Saturday, May 12, 2012
The Perils of Adolescence, My High School and Mitt Romney
I know everyone has heard, by now, about Romney The Homophobe who bullied a young, effeminate boy many, many years ago, sadistically pushing him to the ground and cutting off his hair, that he didn't like because it was bleached and someone had to stop him. Evidently, Romney The Prankster also laughed when a near-blind teacher almost walked into a plate glass door. Those are the two instances that several people described as indications that the all-perfect presidential contender isn't the moral paragon he claims.
I'll jump into the Romney Fray with just that note: the man as boy mocked a disabled person.
Let's talk about junior high and high school. Let's talk about the cliques: the bullies, the popular people and the jocks, the nerds, the band members, the rich ones, the blacks, the Jews, the Christian Young Lifers, the drama and theater kids, the weird, the trashy, the smokers. These were just some of the groups that existed at my relatively small, very exclusive private prep school in Atlanta, Georgia. I spent six years at that school in probably several of those groups over the years: the nerds, the band members, and the popular (eventually). During the nerd years, I was made fun of, periodically, for being ugly, for wearing large glasses, for being smart and for being flat-chested. I remember in the seventh grade, walking down the hallway after an honors program where I'd received an honor for every subject and hearing some of the cooler people whispering brain, brain, brain and giggling together. That I was smart, even brainy, was something to be ashamed of, and I felt ashamed that year. Ashamed and ugly and flat-chested. As the years went by and the braces came off and I got contacts and learned to tamp down the brain until it was cool to be smart, I gained more confidence, but I never forgot, obviously, those who said those things and those who laughed. I wonder if they remember. I imagine that if I were to accuse them, they'd remember and for the most part they'd apologize or, at the very least, feel chagrin, maybe embarrassment.

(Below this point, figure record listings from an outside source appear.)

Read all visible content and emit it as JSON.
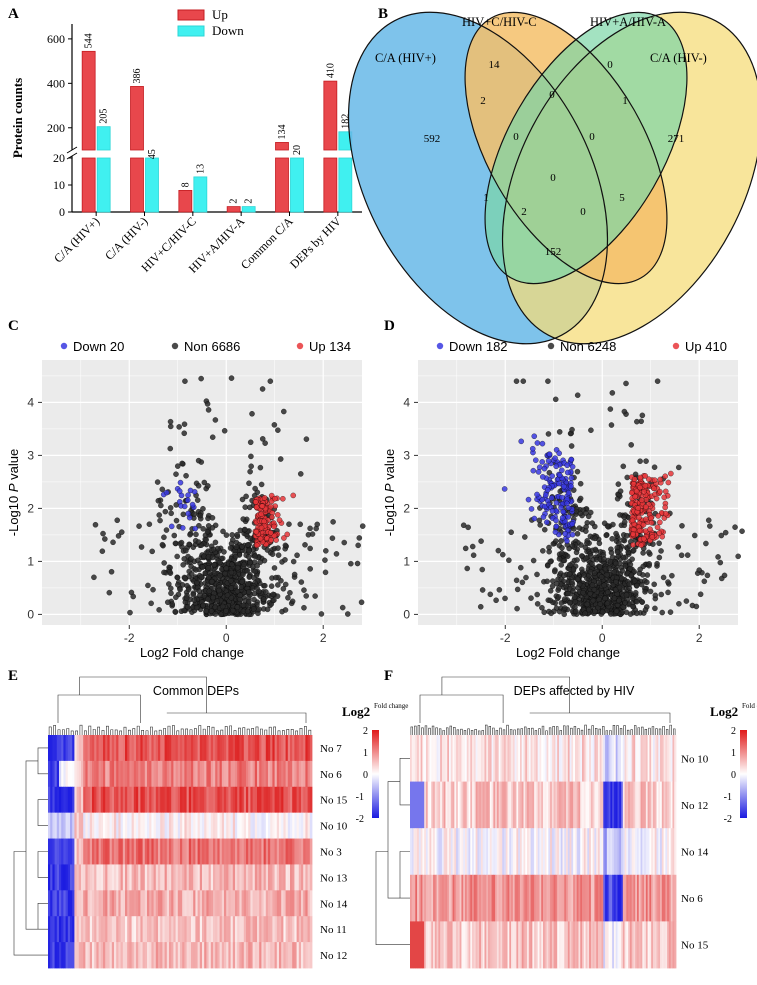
{
  "panels": {
    "A": "A",
    "B": "B",
    "C": "C",
    "D": "D",
    "E": "E",
    "F": "F"
  },
  "colors": {
    "up": "#e8474c",
    "down": "#40f0f0",
    "volcano_up": "#e8363a",
    "volcano_down": "#3838e0",
    "volcano_non": "#2a2a2a",
    "venn_ca_hivp": "#67b8e8",
    "venn_hivc": "#f5c06a",
    "venn_hiva": "#7cd6a6",
    "venn_ca_hivm": "#f6dc7a"
  },
  "chart_data": [
    {
      "type": "bar",
      "panel": "A",
      "ylabel": "Protein counts",
      "categories": [
        "C/A (HIV+)",
        "C/A (HIV-)",
        "HIV+C/HIV-C",
        "HIV+A/HIV-A",
        "Common C/A",
        "DEPs by HIV"
      ],
      "series": [
        {
          "name": "Up",
          "values": [
            544,
            386,
            8,
            2,
            134,
            410
          ]
        },
        {
          "name": "Down",
          "values": [
            205,
            45,
            13,
            2,
            20,
            182
          ]
        }
      ],
      "y_lower_ticks": [
        "0",
        "10",
        "20"
      ],
      "y_upper_ticks": [
        "200",
        "400",
        "600"
      ],
      "axis_break": [
        20,
        100
      ]
    },
    {
      "type": "venn",
      "panel": "B",
      "sets": [
        "C/A (HIV+)",
        "HIV+C/HIV-C",
        "HIV+A/HIV-A",
        "C/A (HIV-)"
      ],
      "regions": [
        {
          "key": "ca_hivp_only",
          "value": "592"
        },
        {
          "key": "hivc_only",
          "value": "14"
        },
        {
          "key": "hiva_only",
          "value": "0"
        },
        {
          "key": "ca_hivm_only",
          "value": "271"
        },
        {
          "key": "ca_hivp_hivc",
          "value": "2"
        },
        {
          "key": "hivc_hiva",
          "value": "0"
        },
        {
          "key": "hiva_ca_hivm",
          "value": "1"
        },
        {
          "key": "ca_hivp_hivc_hiva",
          "value": "0"
        },
        {
          "key": "hivc_hiva_ca_hivm",
          "value": "0"
        },
        {
          "key": "ca_hivp_hiva",
          "value": "1"
        },
        {
          "key": "all_four",
          "value": "0"
        },
        {
          "key": "hivc_ca_hivm",
          "value": "5"
        },
        {
          "key": "ca_hivp_hiva_ca_hivm",
          "value": "2"
        },
        {
          "key": "ca_hivp_hivc_ca_hivm",
          "value": "0"
        },
        {
          "key": "ca_hivp_ca_hivm",
          "value": "152"
        }
      ]
    },
    {
      "type": "scatter",
      "panel": "C",
      "xlabel": "Log2 Fold change",
      "ylabel_prefix": "-Log10 ",
      "ylabel_italic": "P",
      "ylabel_suffix": " value",
      "xlim": [
        -3.8,
        2.8
      ],
      "ylim": [
        -0.2,
        4.8
      ],
      "xticks": [
        "-2",
        "0",
        "2"
      ],
      "yticks": [
        "0",
        "1",
        "2",
        "3",
        "4"
      ],
      "legend": [
        {
          "label": "Down 20",
          "group": "down"
        },
        {
          "label": "Non 6686",
          "group": "non"
        },
        {
          "label": "Up 134",
          "group": "up"
        }
      ],
      "counts": {
        "down": 20,
        "non": 6686,
        "up": 134
      }
    },
    {
      "type": "scatter",
      "panel": "D",
      "xlabel": "Log2 Fold change",
      "ylabel_prefix": "-Log10 ",
      "ylabel_italic": "P",
      "ylabel_suffix": " value",
      "xlim": [
        -3.8,
        2.8
      ],
      "ylim": [
        -0.2,
        4.8
      ],
      "xticks": [
        "-2",
        "0",
        "2"
      ],
      "yticks": [
        "0",
        "1",
        "2",
        "3",
        "4"
      ],
      "legend": [
        {
          "label": "Down 182",
          "group": "down"
        },
        {
          "label": "Non 6248",
          "group": "non"
        },
        {
          "label": "Up 410",
          "group": "up"
        }
      ],
      "counts": {
        "down": 182,
        "non": 6248,
        "up": 410
      }
    },
    {
      "type": "heatmap",
      "panel": "E",
      "title": "Common DEPs",
      "scale_title": "Log2",
      "scale_subtitle": "Fold change",
      "scale_ticks": [
        "2",
        "1",
        "0",
        "-1",
        "-2"
      ],
      "rows": [
        "No 7",
        "No 6",
        "No 15",
        "No 10",
        "No 3",
        "No 13",
        "No 14",
        "No 11",
        "No 12"
      ]
    },
    {
      "type": "heatmap",
      "panel": "F",
      "title": "DEPs affected by HIV",
      "scale_title": "Log2",
      "scale_subtitle": "Fold change",
      "scale_ticks": [
        "2",
        "1",
        "0",
        "-1",
        "-2"
      ],
      "rows": [
        "No 10",
        "No 12",
        "No 14",
        "No 6",
        "No 15"
      ]
    }
  ]
}
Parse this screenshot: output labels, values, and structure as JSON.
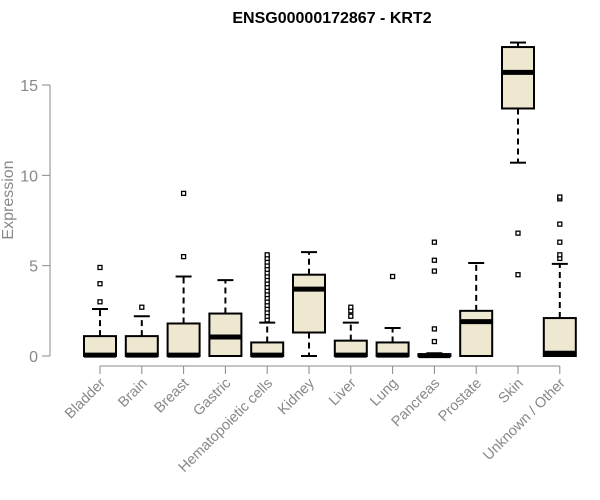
{
  "chart_data": {
    "type": "box",
    "title": "ENSG00000172867 - KRT2",
    "ylabel": "Expression",
    "xlabel": "",
    "ylim": [
      0,
      18
    ],
    "yticks": [
      0,
      5,
      10,
      15
    ],
    "ytick_labels": [
      "0",
      "5",
      "10",
      "15"
    ],
    "box_fill": "#efe8d0",
    "box_stroke": "#000000",
    "categories": [
      "Bladder",
      "Brain",
      "Breast",
      "Gastric",
      "Hematopoietic cells",
      "Kidney",
      "Liver",
      "Lung",
      "Pancreas",
      "Prostate",
      "Skin",
      "Unknown / Other"
    ],
    "boxes": [
      {
        "min": 0,
        "q1": 0,
        "median": 0.05,
        "q3": 1.1,
        "max": 2.6,
        "outliers": [
          3.0,
          4.0,
          4.9
        ]
      },
      {
        "min": 0,
        "q1": 0,
        "median": 0.05,
        "q3": 1.1,
        "max": 2.2,
        "outliers": [
          2.7
        ]
      },
      {
        "min": 0,
        "q1": 0,
        "median": 0.05,
        "q3": 1.8,
        "max": 4.4,
        "outliers": [
          5.5,
          9.0
        ]
      },
      {
        "min": 0,
        "q1": 0,
        "median": 1.05,
        "q3": 2.35,
        "max": 4.2,
        "outliers": []
      },
      {
        "min": 0,
        "q1": 0,
        "median": 0.05,
        "q3": 0.75,
        "max": 1.85,
        "outliers": [
          2.0,
          2.2,
          2.4,
          2.6,
          2.8,
          3.0,
          3.2,
          3.4,
          3.6,
          3.8,
          4.0,
          4.2,
          4.4,
          4.6,
          4.8,
          5.0,
          5.2,
          5.4,
          5.6
        ]
      },
      {
        "min": 0,
        "q1": 1.3,
        "median": 3.7,
        "q3": 4.5,
        "max": 5.75,
        "outliers": []
      },
      {
        "min": 0,
        "q1": 0,
        "median": 0.05,
        "q3": 0.85,
        "max": 1.85,
        "outliers": [
          2.2,
          2.5,
          2.7
        ]
      },
      {
        "min": 0,
        "q1": 0,
        "median": 0.05,
        "q3": 0.75,
        "max": 1.55,
        "outliers": [
          4.4
        ]
      },
      {
        "min": 0,
        "q1": 0,
        "median": 0.02,
        "q3": 0.1,
        "max": 0.15,
        "outliers": [
          0.8,
          1.5,
          4.7,
          5.3,
          6.3
        ]
      },
      {
        "min": 0,
        "q1": 0,
        "median": 1.9,
        "q3": 2.5,
        "max": 5.15,
        "outliers": []
      },
      {
        "min": 10.7,
        "q1": 13.7,
        "median": 15.7,
        "q3": 17.1,
        "max": 17.35,
        "outliers": [
          4.5,
          6.8
        ]
      },
      {
        "min": 0,
        "q1": 0,
        "median": 0.15,
        "q3": 2.1,
        "max": 5.1,
        "outliers": [
          5.4,
          5.6,
          6.3,
          7.3,
          8.7,
          8.8
        ]
      }
    ],
    "grid": false,
    "legend": "none"
  }
}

Evidently, Mitt Romney doesn't remember a lot of those incidents, and if he does, he has deftly relegated them to the hi-jinks of adolescence.
Here's another thing. I can't remember specific instances, but I imagine that when the tide turned for me, when I began to emerge from the nerd cocoon and become more accepted and popular, I must have snubbed someone, must have hurt someone, along the way, because the pressures of adolescence and the grappling for place almost came down to a sort of psychic survival. If someone were to approach me today and tell me that I'd hurt them once, long ago, I'd believe them and I'd probably cringe and feel terrible.
I'd be ashamed, and I'd say that I was sorry and I wouldn't make excuses.
Mitt Romney bullied and mocked a different person. He forcefully cut off that person's hair. He mocked a disabled person. O.K. It was forty years ago, and we know that he wouldn't do the same today. But when accused, a person of character will apologize for his behavior in the past. A person whose character has been forged by immense privilege and repression -- well, he'll act like Mitt Romney did this week. He's a tool and an asshole, and he's running for the presidency.